A new report by the Scotch Whisky Association (SWA) suggests dwindling single malt exports to the United States due to increased tariffs have cost the industry upwards of £500 million (about $680 million) in the last year.
According to the SWA, a 25% tariff on single malt Scotch introduced in the U.S. in 2019 has led to a 35% decrease in Scotland’s whisky exports here between October 2019 and November of 2020, which amounts to a loss of over half a billion pounds. As a reminder, this tariff is part of an ongoing trade war that stretches back to the mid-2000s and involves airplane manufacturing subsidies.
The situation may not improve soon: A failed year-end negotiation during Brexit talks meant the U.K. government could not conclude a “mini-deal” with the United States that would have removed Scotch tariffs (among other products).
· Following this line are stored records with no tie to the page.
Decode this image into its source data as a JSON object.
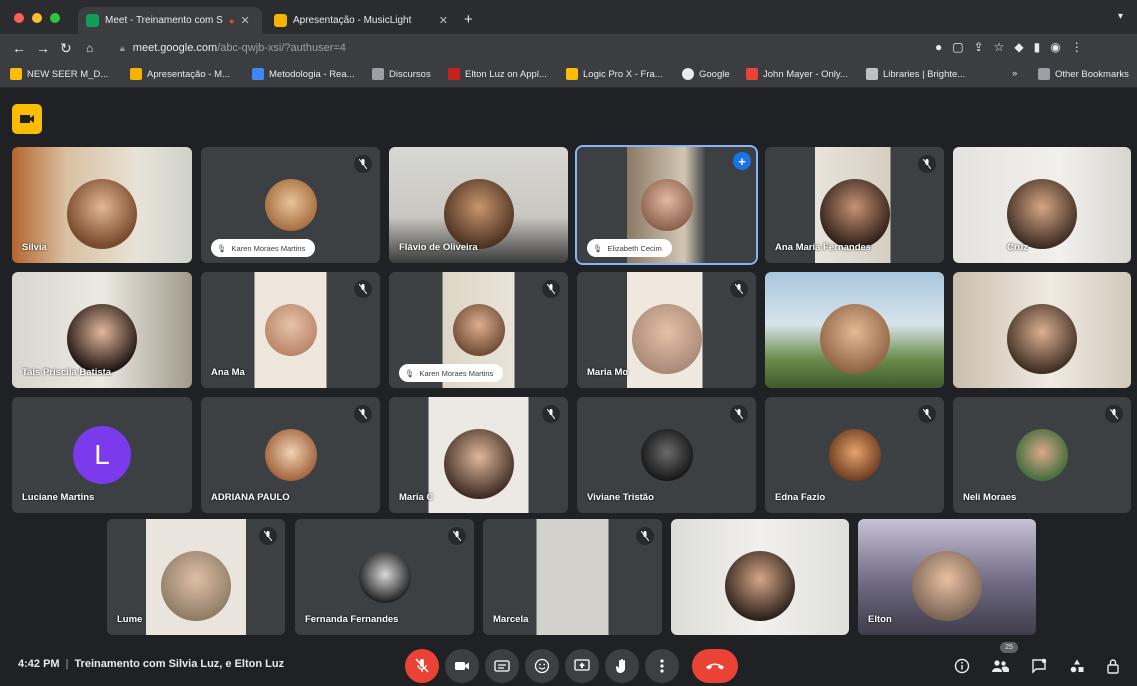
{
  "colors": {
    "meet_yellow": "#fbbc04",
    "end_red": "#ea4335",
    "mute_red": "#ea4335",
    "pin_blue": "#1a73e8",
    "avatar_purple": "#7c3aed"
  },
  "tabs": [
    {
      "title": "Meet - Treinamento com S",
      "favicon": "google-meet-icon",
      "active": true
    },
    {
      "title": "Apresentação - MusicLight",
      "favicon": "slides-icon",
      "active": false
    }
  ],
  "address_bar": {
    "host": "meet.google.com",
    "path": "/abc-qwjb-xsi/?authuser=4"
  },
  "bookmarks": [
    {
      "label": "NEW SEER M_D...",
      "icon": "folder-icon"
    },
    {
      "label": "Apresentação - M...",
      "icon": "slides-icon"
    },
    {
      "label": "Metodologia - Rea...",
      "icon": "docs-icon"
    },
    {
      "label": "Discursos",
      "icon": "folder-icon"
    },
    {
      "label": "Elton Luz on Appl...",
      "icon": "podcast-icon"
    },
    {
      "label": "Logic Pro X - Fra...",
      "icon": "bookmark-icon"
    },
    {
      "label": "Google",
      "icon": "google-icon"
    },
    {
      "label": "John Mayer - Only...",
      "icon": "youtube-icon"
    },
    {
      "label": "Libraries | Brighte...",
      "icon": "library-icon"
    }
  ],
  "other_bookmarks": "Other Bookmarks",
  "participants": [
    {
      "name": "Silvia",
      "muted": false,
      "pinned": false,
      "video": true,
      "notice": ""
    },
    {
      "name": "",
      "muted": true,
      "pinned": false,
      "video": false,
      "notice": "Karen Moraes Martins"
    },
    {
      "name": "Flávio de Oliveira",
      "muted": false,
      "pinned": false,
      "video": true,
      "notice": ""
    },
    {
      "name": "",
      "muted": false,
      "pinned": true,
      "video": true,
      "notice": "Elizabeth Cecim"
    },
    {
      "name": "Ana Maria Fernandes",
      "muted": true,
      "pinned": false,
      "video": true,
      "notice": ""
    },
    {
      "name": "Cruz",
      "muted": false,
      "pinned": false,
      "video": true,
      "notice": ""
    },
    {
      "name": "Tais Priscila Batista",
      "muted": false,
      "pinned": false,
      "video": true,
      "notice": ""
    },
    {
      "name": "Ana Ma",
      "muted": true,
      "pinned": false,
      "video": true,
      "notice": ""
    },
    {
      "name": "",
      "muted": true,
      "pinned": false,
      "video": true,
      "notice": "Karen Moraes Martins"
    },
    {
      "name": "Maria Mo",
      "muted": true,
      "pinned": false,
      "video": true,
      "notice": ""
    },
    {
      "name": "",
      "muted": false,
      "pinned": false,
      "video": true,
      "notice": ""
    },
    {
      "name": "",
      "muted": false,
      "pinned": false,
      "video": true,
      "notice": ""
    },
    {
      "name": "Luciane Martins",
      "muted": false,
      "pinned": false,
      "video": false,
      "avatar_letter": "L",
      "notice": ""
    },
    {
      "name": "ADRIANA PAULO",
      "muted": true,
      "pinned": false,
      "video": false,
      "notice": ""
    },
    {
      "name": "Maria C",
      "muted": true,
      "pinned": false,
      "video": true,
      "notice": ""
    },
    {
      "name": "Viviane Tristão",
      "muted": true,
      "pinned": false,
      "video": false,
      "notice": ""
    },
    {
      "name": "Edna Fazio",
      "muted": true,
      "pinned": false,
      "video": false,
      "notice": ""
    },
    {
      "name": "Neli Moraes",
      "muted": true,
      "pinned": false,
      "video": false,
      "notice": ""
    },
    {
      "name": "Lume",
      "muted": true,
      "pinned": false,
      "video": true,
      "notice": ""
    },
    {
      "name": "Fernanda Fernandes",
      "muted": true,
      "pinned": false,
      "video": false,
      "notice": ""
    },
    {
      "name": "Marcela",
      "muted": true,
      "pinned": false,
      "video": true,
      "notice": ""
    },
    {
      "name": "",
      "muted": false,
      "pinned": false,
      "video": true,
      "notice": ""
    },
    {
      "name": "Elton",
      "muted": false,
      "pinned": false,
      "video": true,
      "notice": ""
    }
  ],
  "bottom_bar": {
    "time": "4:42 PM",
    "meeting_title": "Treinamento com Silvia Luz, e Elton Luz",
    "controls": [
      "mic-off-icon",
      "camera-icon",
      "captions-icon",
      "emoji-icon",
      "present-icon",
      "raise-hand-icon",
      "more-options-icon",
      "end-call-icon"
    ],
    "right_controls": [
      "info-icon",
      "people-icon",
      "chat-icon",
      "activities-icon",
      "host-controls-icon"
    ],
    "participant_count": "25"
  }
}
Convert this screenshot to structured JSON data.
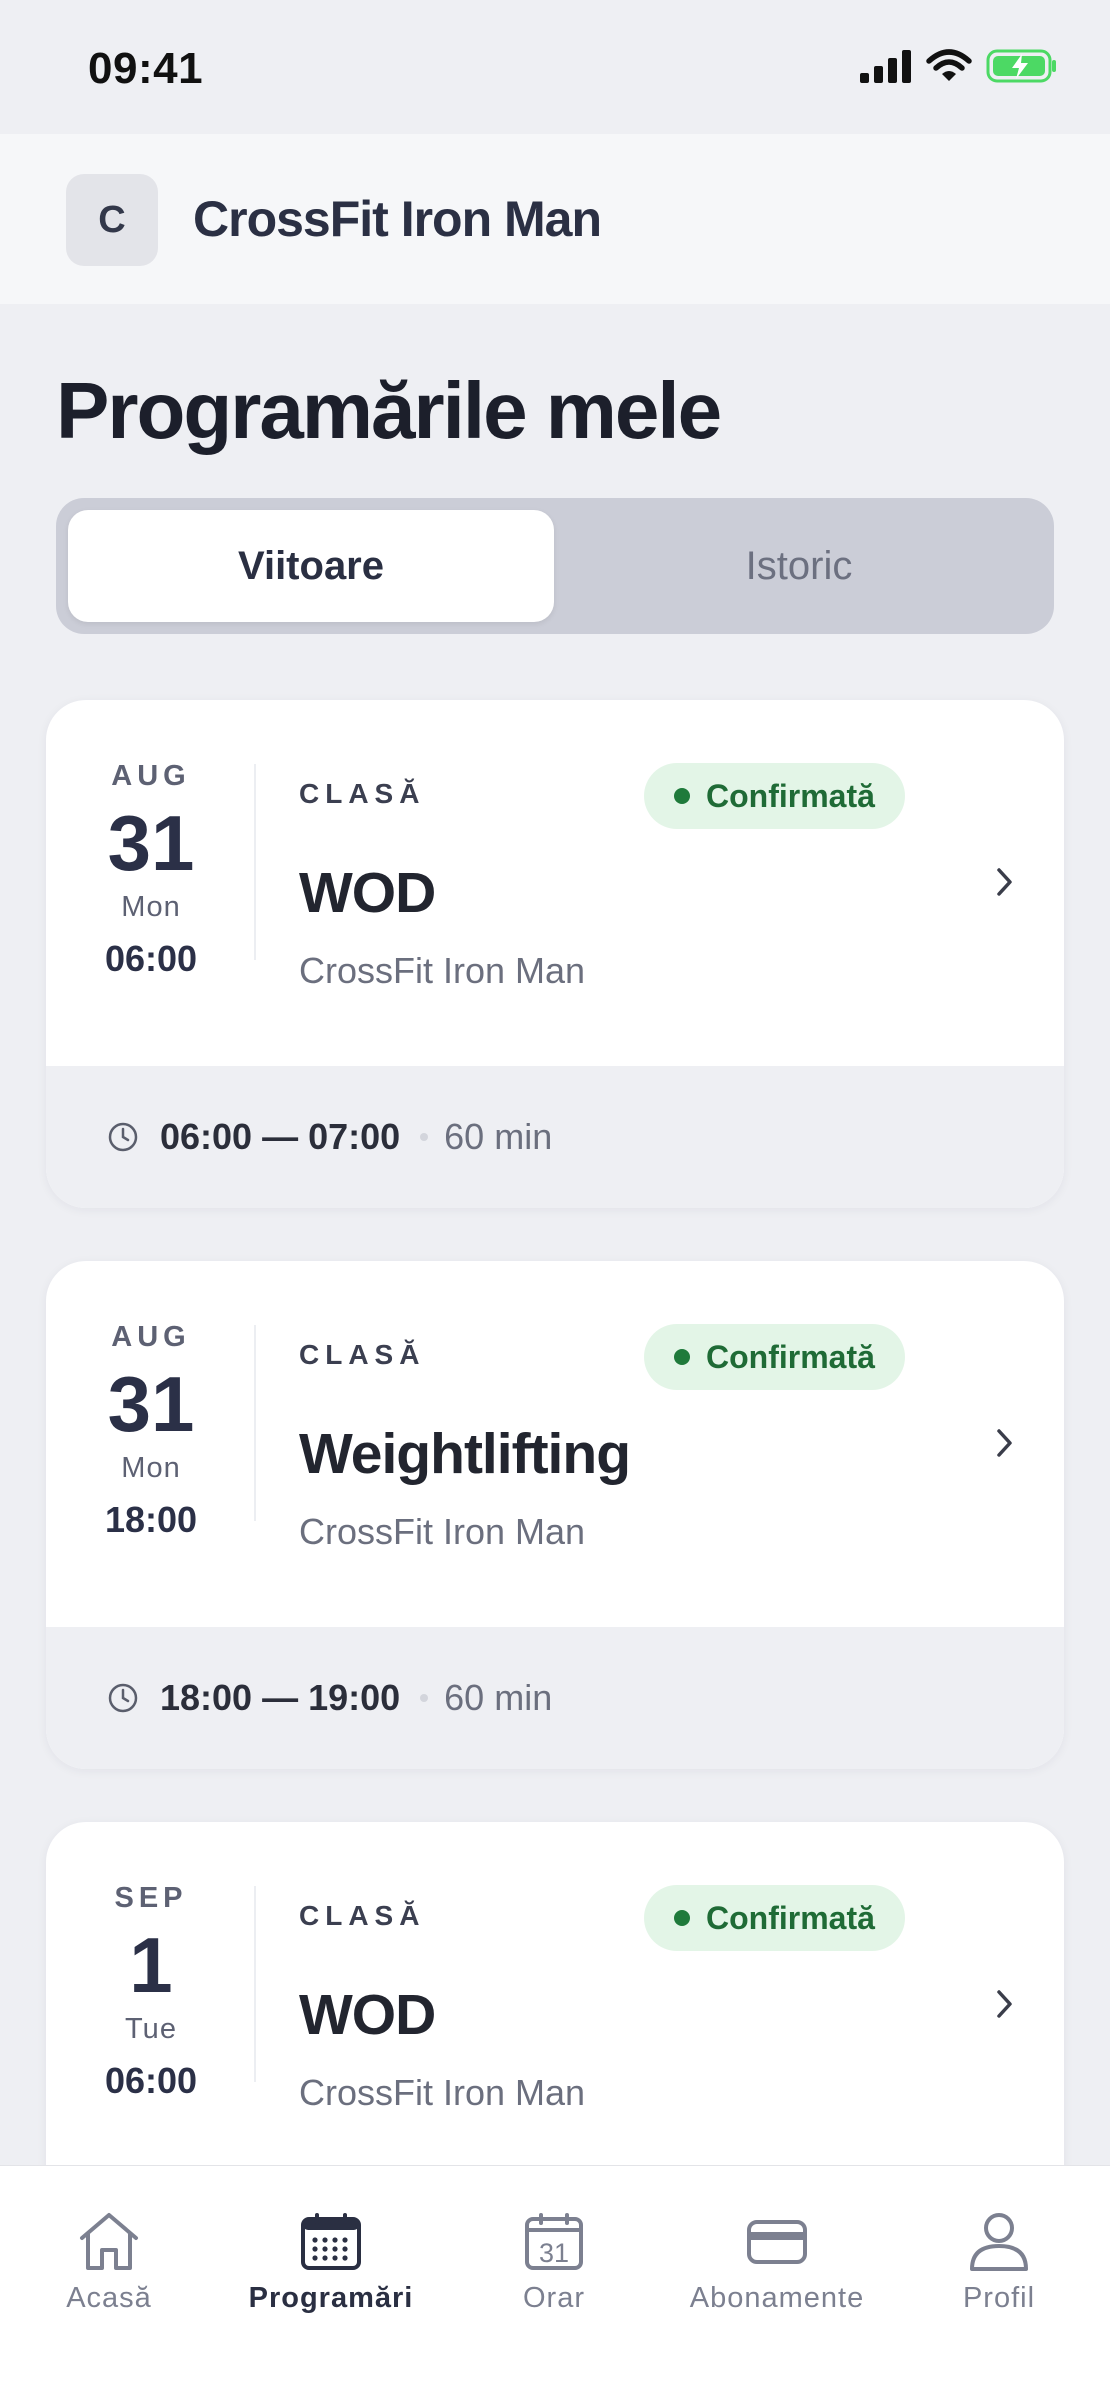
{
  "status_bar": {
    "time": "09:41"
  },
  "header": {
    "avatar_letter": "C",
    "gym_name": "CrossFit Iron Man"
  },
  "page": {
    "title": "Programările mele"
  },
  "tabs": [
    {
      "label": "Viitoare",
      "active": true
    },
    {
      "label": "Istoric",
      "active": false
    }
  ],
  "bookings": [
    {
      "month": "AUG",
      "day": "31",
      "weekday": "Mon",
      "start": "06:00",
      "type": "CLASĂ",
      "status": "Confirmată",
      "name": "WOD",
      "location": "CrossFit Iron Man",
      "time_range": "06:00 — 07:00",
      "duration": "60 min"
    },
    {
      "month": "AUG",
      "day": "31",
      "weekday": "Mon",
      "start": "18:00",
      "type": "CLASĂ",
      "status": "Confirmată",
      "name": "Weightlifting",
      "location": "CrossFit Iron Man",
      "time_range": "18:00 — 19:00",
      "duration": "60 min"
    },
    {
      "month": "SEP",
      "day": "1",
      "weekday": "Tue",
      "start": "06:00",
      "type": "CLASĂ",
      "status": "Confirmată",
      "name": "WOD",
      "location": "CrossFit Iron Man",
      "time_range": "",
      "duration": ""
    }
  ],
  "nav": [
    {
      "label": "Acasă",
      "icon": "home-icon",
      "active": false
    },
    {
      "label": "Programări",
      "icon": "calendar-grid-icon",
      "active": true
    },
    {
      "label": "Orar",
      "icon": "calendar-31-icon",
      "active": false
    },
    {
      "label": "Abonamente",
      "icon": "card-icon",
      "active": false
    },
    {
      "label": "Profil",
      "icon": "user-icon",
      "active": false
    }
  ],
  "colors": {
    "badge_bg": "#e3f5e7",
    "badge_text": "#1f6b36",
    "battery_green": "#4cd964",
    "primary_text": "#2b3047"
  }
}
“The current situation is unsustainable,” said Karen Betts, Chief Executive of the Scotch Whisky Association, in a statement. “Since tariffs were put in place, our exports to the US have fallen by 35%, amounting to over half a billion pounds in lost exports. This is being borne by large and small producers alike, who are losing sales and market share in what has been for decades the industry’s largest and most valuable market, which they may never now recover.”
Interestingly enough, exports are down but actual sales in the drinks category are up; sales of Scotch rose 37% in 2020, according to The Drinks Business. Turns out we are drinking more “super premium” stuff, even as the prices rise.
Meanwhile, a retaliatory tariff on American whiskey by the European Union has led to a $289 million decline in those whiskey exports from the U.S. in the past year, and an automatic hike to 50% is scheduled for June 2021.
Without picking sides in a 15-plus-year trade war, it would be ideal if products unrelated to the current stand-off were exempt from tariffs. And drinkers everywhere would agree.